Conservation groups say it is too early to commit to extending the RFAs. “The first thing you should do is assess whether the RFAs have met their objective,” says Alix Goodwin, chief executive of non-governmental conservation group National Parks Association of NSW. “It should be a scientific and economic review done by someone who is respected and independent from the process.”
Such a review would look at the options for future forest management.
A base case might be to leave the forests as they are. A second option might be to continue logging. And a third option would be for state forests to be transferred to the protected areas system.
“Having done that, you would have a preferred pathway forward — and only if that said the best future use was logging would you then move to renegotiate the Regional Forest Agreements,” Goodwin says.

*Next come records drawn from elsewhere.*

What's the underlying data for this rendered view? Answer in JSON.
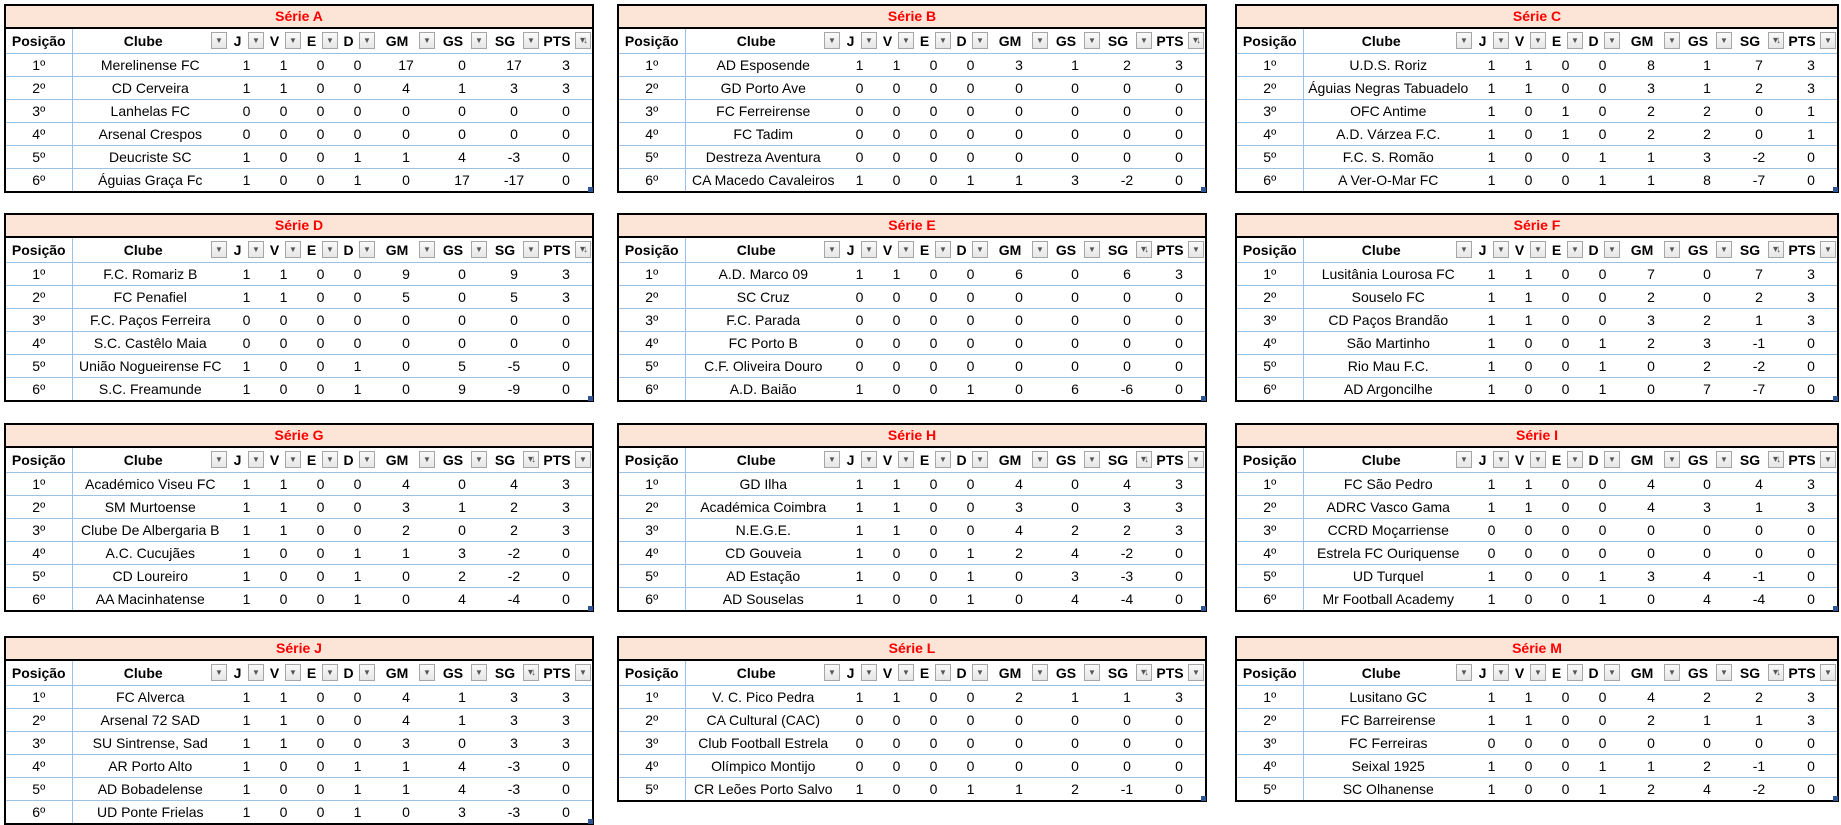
{
  "columns": [
    "Posição",
    "Clube",
    "J",
    "V",
    "E",
    "D",
    "GM",
    "GS",
    "SG",
    "PTS"
  ],
  "colors": {
    "title_bg": "#fce4d6",
    "title_text": "#ff0000",
    "grid": "#9bc2e6"
  },
  "icons": {
    "filter": "dropdown-arrow-icon",
    "sorted": "sort-descending-filter-icon"
  },
  "series": [
    {
      "title": "Série A",
      "sorted_column": "PTS",
      "rows": [
        [
          "1º",
          "Merelinense FC",
          1,
          1,
          0,
          0,
          17,
          0,
          17,
          3
        ],
        [
          "2º",
          "CD Cerveira",
          1,
          1,
          0,
          0,
          4,
          1,
          3,
          3
        ],
        [
          "3º",
          "Lanhelas FC",
          0,
          0,
          0,
          0,
          0,
          0,
          0,
          0
        ],
        [
          "4º",
          "Arsenal Crespos",
          0,
          0,
          0,
          0,
          0,
          0,
          0,
          0
        ],
        [
          "5º",
          "Deucriste SC",
          1,
          0,
          0,
          1,
          1,
          4,
          -3,
          0
        ],
        [
          "6º",
          "Águias Graça Fc",
          1,
          0,
          0,
          1,
          0,
          17,
          -17,
          0
        ]
      ]
    },
    {
      "title": "Série B",
      "sorted_column": "PTS",
      "rows": [
        [
          "1º",
          "AD Esposende",
          1,
          1,
          0,
          0,
          3,
          1,
          2,
          3
        ],
        [
          "2º",
          "GD Porto Ave",
          0,
          0,
          0,
          0,
          0,
          0,
          0,
          0
        ],
        [
          "3º",
          "FC Ferreirense",
          0,
          0,
          0,
          0,
          0,
          0,
          0,
          0
        ],
        [
          "4º",
          "FC Tadim",
          0,
          0,
          0,
          0,
          0,
          0,
          0,
          0
        ],
        [
          "5º",
          "Destreza Aventura",
          0,
          0,
          0,
          0,
          0,
          0,
          0,
          0
        ],
        [
          "6º",
          "CA Macedo Cavaleiros",
          1,
          0,
          0,
          1,
          1,
          3,
          -2,
          0
        ]
      ]
    },
    {
      "title": "Série C",
      "sorted_column": "SG",
      "rows": [
        [
          "1º",
          "U.D.S. Roriz",
          1,
          1,
          0,
          0,
          8,
          1,
          7,
          3
        ],
        [
          "2º",
          "Águias Negras Tabuadelo",
          1,
          1,
          0,
          0,
          3,
          1,
          2,
          3
        ],
        [
          "3º",
          "OFC Antime",
          1,
          0,
          1,
          0,
          2,
          2,
          0,
          1
        ],
        [
          "4º",
          "A.D. Várzea F.C.",
          1,
          0,
          1,
          0,
          2,
          2,
          0,
          1
        ],
        [
          "5º",
          "F.C. S. Romão",
          1,
          0,
          0,
          1,
          1,
          3,
          -2,
          0
        ],
        [
          "6º",
          "A Ver-O-Mar FC",
          1,
          0,
          0,
          1,
          1,
          8,
          -7,
          0
        ]
      ]
    },
    {
      "title": "Série D",
      "sorted_column": "PTS",
      "rows": [
        [
          "1º",
          "F.C. Romariz B",
          1,
          1,
          0,
          0,
          9,
          0,
          9,
          3
        ],
        [
          "2º",
          "FC Penafiel",
          1,
          1,
          0,
          0,
          5,
          0,
          5,
          3
        ],
        [
          "3º",
          "F.C. Paços Ferreira",
          0,
          0,
          0,
          0,
          0,
          0,
          0,
          0
        ],
        [
          "4º",
          "S.C. Castêlo Maia",
          0,
          0,
          0,
          0,
          0,
          0,
          0,
          0
        ],
        [
          "5º",
          "União Nogueirense FC",
          1,
          0,
          0,
          1,
          0,
          5,
          -5,
          0
        ],
        [
          "6º",
          "S.C. Freamunde",
          1,
          0,
          0,
          1,
          0,
          9,
          -9,
          0
        ]
      ]
    },
    {
      "title": "Série E",
      "sorted_column": "SG",
      "rows": [
        [
          "1º",
          "A.D. Marco 09",
          1,
          1,
          0,
          0,
          6,
          0,
          6,
          3
        ],
        [
          "2º",
          "SC Cruz",
          0,
          0,
          0,
          0,
          0,
          0,
          0,
          0
        ],
        [
          "3º",
          "F.C. Parada",
          0,
          0,
          0,
          0,
          0,
          0,
          0,
          0
        ],
        [
          "4º",
          "FC Porto B",
          0,
          0,
          0,
          0,
          0,
          0,
          0,
          0
        ],
        [
          "5º",
          "C.F. Oliveira Douro",
          0,
          0,
          0,
          0,
          0,
          0,
          0,
          0
        ],
        [
          "6º",
          "A.D. Baião",
          1,
          0,
          0,
          1,
          0,
          6,
          -6,
          0
        ]
      ]
    },
    {
      "title": "Série F",
      "sorted_column": "SG",
      "rows": [
        [
          "1º",
          "Lusitânia Lourosa FC",
          1,
          1,
          0,
          0,
          7,
          0,
          7,
          3
        ],
        [
          "2º",
          "Souselo FC",
          1,
          1,
          0,
          0,
          2,
          0,
          2,
          3
        ],
        [
          "3º",
          "CD Paços Brandão",
          1,
          1,
          0,
          0,
          3,
          2,
          1,
          3
        ],
        [
          "4º",
          "São Martinho",
          1,
          0,
          0,
          1,
          2,
          3,
          -1,
          0
        ],
        [
          "5º",
          "Rio Mau F.C.",
          1,
          0,
          0,
          1,
          0,
          2,
          -2,
          0
        ],
        [
          "6º",
          "AD Argoncilhe",
          1,
          0,
          0,
          1,
          0,
          7,
          -7,
          0
        ]
      ]
    },
    {
      "title": "Série G",
      "sorted_column": "SG",
      "rows": [
        [
          "1º",
          "Académico Viseu FC",
          1,
          1,
          0,
          0,
          4,
          0,
          4,
          3
        ],
        [
          "2º",
          "SM Murtoense",
          1,
          1,
          0,
          0,
          3,
          1,
          2,
          3
        ],
        [
          "3º",
          "Clube De Albergaria B",
          1,
          1,
          0,
          0,
          2,
          0,
          2,
          3
        ],
        [
          "4º",
          "A.C. Cucujães",
          1,
          0,
          0,
          1,
          1,
          3,
          -2,
          0
        ],
        [
          "5º",
          "CD Loureiro",
          1,
          0,
          0,
          1,
          0,
          2,
          -2,
          0
        ],
        [
          "6º",
          "AA Macinhatense",
          1,
          0,
          0,
          1,
          0,
          4,
          -4,
          0
        ]
      ]
    },
    {
      "title": "Série H",
      "sorted_column": "SG",
      "rows": [
        [
          "1º",
          "GD Ilha",
          1,
          1,
          0,
          0,
          4,
          0,
          4,
          3
        ],
        [
          "2º",
          "Académica Coimbra",
          1,
          1,
          0,
          0,
          3,
          0,
          3,
          3
        ],
        [
          "3º",
          "N.E.G.E.",
          1,
          1,
          0,
          0,
          4,
          2,
          2,
          3
        ],
        [
          "4º",
          "CD Gouveia",
          1,
          0,
          0,
          1,
          2,
          4,
          -2,
          0
        ],
        [
          "5º",
          "AD Estação",
          1,
          0,
          0,
          1,
          0,
          3,
          -3,
          0
        ],
        [
          "6º",
          "AD Souselas",
          1,
          0,
          0,
          1,
          0,
          4,
          -4,
          0
        ]
      ]
    },
    {
      "title": "Série I",
      "sorted_column": "SG",
      "rows": [
        [
          "1º",
          "FC São Pedro",
          1,
          1,
          0,
          0,
          4,
          0,
          4,
          3
        ],
        [
          "2º",
          "ADRC Vasco Gama",
          1,
          1,
          0,
          0,
          4,
          3,
          1,
          3
        ],
        [
          "3º",
          "CCRD Moçarriense",
          0,
          0,
          0,
          0,
          0,
          0,
          0,
          0
        ],
        [
          "4º",
          "Estrela FC Ouriquense",
          0,
          0,
          0,
          0,
          0,
          0,
          0,
          0
        ],
        [
          "5º",
          "UD Turquel",
          1,
          0,
          0,
          1,
          3,
          4,
          -1,
          0
        ],
        [
          "6º",
          "Mr Football Academy",
          1,
          0,
          0,
          1,
          0,
          4,
          -4,
          0
        ]
      ]
    },
    {
      "title": "Série J",
      "sorted_column": "SG",
      "rows": [
        [
          "1º",
          "FC Alverca",
          1,
          1,
          0,
          0,
          4,
          1,
          3,
          3
        ],
        [
          "2º",
          "Arsenal 72 SAD",
          1,
          1,
          0,
          0,
          4,
          1,
          3,
          3
        ],
        [
          "3º",
          "SU Sintrense, Sad",
          1,
          1,
          0,
          0,
          3,
          0,
          3,
          3
        ],
        [
          "4º",
          "AR Porto Alto",
          1,
          0,
          0,
          1,
          1,
          4,
          -3,
          0
        ],
        [
          "5º",
          "AD Bobadelense",
          1,
          0,
          0,
          1,
          1,
          4,
          -3,
          0
        ],
        [
          "6º",
          "UD Ponte Frielas",
          1,
          0,
          0,
          1,
          0,
          3,
          -3,
          0
        ]
      ]
    },
    {
      "title": "Série L",
      "sorted_column": "SG",
      "rows": [
        [
          "1º",
          "V. C. Pico Pedra",
          1,
          1,
          0,
          0,
          2,
          1,
          1,
          3
        ],
        [
          "2º",
          "CA Cultural (CAC)",
          0,
          0,
          0,
          0,
          0,
          0,
          0,
          0
        ],
        [
          "3º",
          "Club Football Estrela",
          0,
          0,
          0,
          0,
          0,
          0,
          0,
          0
        ],
        [
          "4º",
          "Olímpico Montijo",
          0,
          0,
          0,
          0,
          0,
          0,
          0,
          0
        ],
        [
          "5º",
          "CR Leões Porto Salvo",
          1,
          0,
          0,
          1,
          1,
          2,
          -1,
          0
        ]
      ]
    },
    {
      "title": "Série M",
      "sorted_column": "SG",
      "rows": [
        [
          "1º",
          "Lusitano GC",
          1,
          1,
          0,
          0,
          4,
          2,
          2,
          3
        ],
        [
          "2º",
          "FC Barreirense",
          1,
          1,
          0,
          0,
          2,
          1,
          1,
          3
        ],
        [
          "3º",
          "FC Ferreiras",
          0,
          0,
          0,
          0,
          0,
          0,
          0,
          0
        ],
        [
          "4º",
          "Seixal 1925",
          1,
          0,
          0,
          1,
          1,
          2,
          -1,
          0
        ],
        [
          "5º",
          "SC Olhanense",
          1,
          0,
          0,
          1,
          2,
          4,
          -2,
          0
        ]
      ]
    }
  ]
}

The National Parks Association has done its own research, which has led it to some stark conclusions about the economics of the state forest operations. It says the value of Australia’s native timber stocks has declined by 30 per cent to $2bn between 2005 and 2015, and hardwood sawn wood production has dropped by 44 per cent over a similar period. In contrast, plantation stocks increased in value to $10bn and softwood sawn wood production is up by 10 per cent.

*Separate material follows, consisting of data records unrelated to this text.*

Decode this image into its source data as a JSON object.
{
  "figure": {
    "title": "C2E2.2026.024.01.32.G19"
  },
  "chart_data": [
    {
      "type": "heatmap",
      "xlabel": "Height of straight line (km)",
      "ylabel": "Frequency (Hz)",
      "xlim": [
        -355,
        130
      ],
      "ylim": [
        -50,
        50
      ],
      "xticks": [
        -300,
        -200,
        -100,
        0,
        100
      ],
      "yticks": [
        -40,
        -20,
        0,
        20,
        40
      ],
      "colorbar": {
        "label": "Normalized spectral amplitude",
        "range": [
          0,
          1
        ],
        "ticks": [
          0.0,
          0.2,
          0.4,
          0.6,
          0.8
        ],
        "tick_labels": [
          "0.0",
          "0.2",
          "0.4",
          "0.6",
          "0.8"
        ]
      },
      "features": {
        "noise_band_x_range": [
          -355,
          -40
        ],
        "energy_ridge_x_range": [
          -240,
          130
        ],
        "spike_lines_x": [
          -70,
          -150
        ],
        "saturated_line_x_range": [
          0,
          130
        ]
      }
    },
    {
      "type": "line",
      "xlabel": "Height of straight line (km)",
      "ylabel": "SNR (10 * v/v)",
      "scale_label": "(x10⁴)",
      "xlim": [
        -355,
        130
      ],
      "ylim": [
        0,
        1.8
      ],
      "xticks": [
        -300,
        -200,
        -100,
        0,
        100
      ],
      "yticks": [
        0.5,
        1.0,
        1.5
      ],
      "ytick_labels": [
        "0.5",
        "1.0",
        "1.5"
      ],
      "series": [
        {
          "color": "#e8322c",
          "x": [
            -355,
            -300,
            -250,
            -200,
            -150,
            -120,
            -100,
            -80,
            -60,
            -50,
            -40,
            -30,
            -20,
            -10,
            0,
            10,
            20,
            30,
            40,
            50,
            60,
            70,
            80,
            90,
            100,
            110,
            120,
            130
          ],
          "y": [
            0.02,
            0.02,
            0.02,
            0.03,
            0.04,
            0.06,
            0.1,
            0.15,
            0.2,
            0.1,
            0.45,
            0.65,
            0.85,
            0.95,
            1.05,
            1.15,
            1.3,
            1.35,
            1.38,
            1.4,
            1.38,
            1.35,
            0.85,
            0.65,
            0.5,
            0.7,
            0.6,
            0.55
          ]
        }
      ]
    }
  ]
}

The National Parks Association says Forestry Tasmania had lost $64m and Forestry Corporation (NSW) $84m between 2009 and 2012 in native forest logging operations.
Forestry Corporation also received annual funding from NSW Treasury in the form of a Community Service Obligation worth $15.6m in 2014-15.
In contrast to industry estimates, the association says direct employment in forestry and logging (including the native as well as plantation sectors) in NSW was 2131 according to the 2011 census, with extended employment of 5166, or 0.02 per cent of primary industries employment. Across Australia, 7561 people were directly employed in forestry and logging, with indirect employment estimated at 18,328, NPA says. Employment in the native forest logging sector in NSW is estimated to be about 600, and in Tasmania less than 1000.
NPA says the primary drivers behind the decline in hardwood production in state forests are increasing competition from hardwood and softwood plantations, both domestically and internationally, and higher costs relative to international competitors.
There is weak demand for structural timber; decreasing demand from Japan for pulp because of falling paper consumption and efficiencies in the production process; and a reduction in the area of forest available for harvest.
“Many of these trends are predicted to continue, which means that demand will continue to fall and profitability from native forest logging will be increasingly difficult to achieve,” according to the NPA report.
“A strong case can be made that continued native forest logging operations are not a result of certainty and sound management via the RFAs but, rather, of successive and regular government intervention using public funds.”
Like the industry, environmental groups see the future in plantation timbers.
But Schneiders says the industry’s woes are largely of its own making. “The industry is facing a shortfall of softwood timber because it put the wrong trees in the ground. They had the opportunity but billions of dollars was wasted on fraudulent tax schemes which put the wrong types of trees in the wrong places. Now they are going back again for another attempt.”
Nonetheless, environmental groups are willing to listen to proposals that include genuine carbon abatement. But they are wary of plans to encourage the use of forest residues for renewable power production. Most of all they believe there is still a rich vein of community opposition to logging old trees such as those at risk in the Kuark forest in Victoria, or a return to now protected stands in the north and south of NSW.
After 20 years, it is clear that RFAs have not ended the forest wars — but they may have helped to point the way to a more profitable future in plantations.